The accuracy of an ACD can be determined in various ways to ensure that the correct quantities of nutrients, electrolytes, or other nutritional components are delivered to the final infusion container. Initially, the ACD is tested for its volume and weight accuracy. For volume accuracy, a suitable volume of Sterile Water for Injection, which represents a typical additive volume (e.g., 40 mL for small-volume range of 1 to 100 mL; or 300 mL for large-volume range of 100 to 1000 mL), is programmed into the ACD and delivered to the appropriate volumetric container. The pharmacist then consults Volumetric Apparatus 31 for appropriate parameters to assess the volumetric performance of the ACD. For gravimetric accuracy, the balance used in conjunction with the ACD is tested using various weight sizes that represent the amounts typically used to deliver the various additives. The pharmacist consults Weights and Balances 41 for acceptable tolerances of the weights used. In addition, the same volume of Sterile Water for Injection used to assess volumetric accuracy is then weighed on the balance used in conjunction with the ACD. For example, if 40 mL of water was used in the volumetric assessment, its corresponding weight should be about 40 g (assuming the relative density of water is 1.0). In addition, during the use of the ACD, certain additives, such as potassium chloride (corrected for density differences) can also be tested in the same manner as an in-process test.

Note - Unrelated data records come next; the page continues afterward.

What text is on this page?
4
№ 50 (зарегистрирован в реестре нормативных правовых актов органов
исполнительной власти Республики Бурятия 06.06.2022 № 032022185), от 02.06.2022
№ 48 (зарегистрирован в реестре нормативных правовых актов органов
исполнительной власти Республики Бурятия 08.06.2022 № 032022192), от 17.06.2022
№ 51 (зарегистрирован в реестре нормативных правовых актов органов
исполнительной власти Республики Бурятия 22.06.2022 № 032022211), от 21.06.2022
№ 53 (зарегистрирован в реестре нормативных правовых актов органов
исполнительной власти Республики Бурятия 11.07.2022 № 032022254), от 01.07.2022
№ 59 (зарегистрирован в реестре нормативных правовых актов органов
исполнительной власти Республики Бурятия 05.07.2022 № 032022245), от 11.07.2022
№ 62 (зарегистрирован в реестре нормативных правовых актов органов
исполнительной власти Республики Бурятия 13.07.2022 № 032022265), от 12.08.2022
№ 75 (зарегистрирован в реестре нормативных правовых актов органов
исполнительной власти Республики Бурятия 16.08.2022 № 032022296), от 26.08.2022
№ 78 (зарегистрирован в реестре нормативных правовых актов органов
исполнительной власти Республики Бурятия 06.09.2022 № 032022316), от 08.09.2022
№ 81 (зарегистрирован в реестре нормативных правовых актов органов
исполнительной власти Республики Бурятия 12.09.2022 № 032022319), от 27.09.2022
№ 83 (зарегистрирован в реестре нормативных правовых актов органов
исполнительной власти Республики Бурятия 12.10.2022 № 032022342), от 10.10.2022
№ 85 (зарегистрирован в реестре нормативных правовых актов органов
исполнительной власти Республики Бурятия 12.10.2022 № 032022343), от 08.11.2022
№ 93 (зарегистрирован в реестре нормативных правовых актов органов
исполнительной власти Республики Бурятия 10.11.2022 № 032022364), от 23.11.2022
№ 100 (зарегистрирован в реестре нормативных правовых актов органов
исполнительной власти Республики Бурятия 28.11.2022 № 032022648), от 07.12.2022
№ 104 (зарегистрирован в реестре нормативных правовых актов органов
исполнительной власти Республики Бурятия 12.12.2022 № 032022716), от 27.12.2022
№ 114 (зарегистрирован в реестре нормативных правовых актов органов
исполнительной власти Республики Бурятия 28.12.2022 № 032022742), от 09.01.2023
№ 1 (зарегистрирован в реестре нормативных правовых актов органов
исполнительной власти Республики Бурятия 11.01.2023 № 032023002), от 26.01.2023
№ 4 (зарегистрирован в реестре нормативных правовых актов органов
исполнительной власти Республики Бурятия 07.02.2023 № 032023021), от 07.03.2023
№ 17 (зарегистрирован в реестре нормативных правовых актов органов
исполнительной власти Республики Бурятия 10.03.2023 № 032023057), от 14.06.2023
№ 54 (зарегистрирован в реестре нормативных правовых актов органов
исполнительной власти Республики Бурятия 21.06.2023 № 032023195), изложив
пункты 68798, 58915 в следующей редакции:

Finally, additional tests of accuracy may be employed that determine the content of certain ingredients in the final volume of the parenteral nutrition admixture. Generally, pharmacy departments do not have the capability to routinely perform chemical analyses such as analyses of dextrose or electrolyte concentrations. Consequently, hospital or institutional laboratories may be called upon to perform these quality assurance tests. However, the methods in such laboratories are often designed for biological, not pharmaceutical, systems. Thus, their testing procedures must be verified to meet the USP requirements stated in the individual monograph for the component being tested. For example, under Dextrose Injection, the following is stated: It contains not less than 95.0 percent and not more than 105.0 percent of the labeled amount of C6H12O6·H2O. The hospital or institutional chemistry laboratories have to validate their methods to apply to this range and correct for their typical measurement of anhydrous dextrose versus dextrose monohydrate. Similar ranges and issues exist, for example, for injections of calcium gluconate, magnesium sulfate, potassium chloride, and so forth. The critical point is the use of USP references and possible laboratory procedural differences.
The intermediate precision of the ACD can be determined on the basis of the day-to-day variations in performance of the accuracy measures. Thus, the pharmacist must keep a daily record of the above-described accuracy assessments and review the results over time. This review must occur at least at weekly intervals to avoid potentially clinically significant cumulative errors over time. This is especially true for additives with a narrow therapeutic index, such as potassium chloride.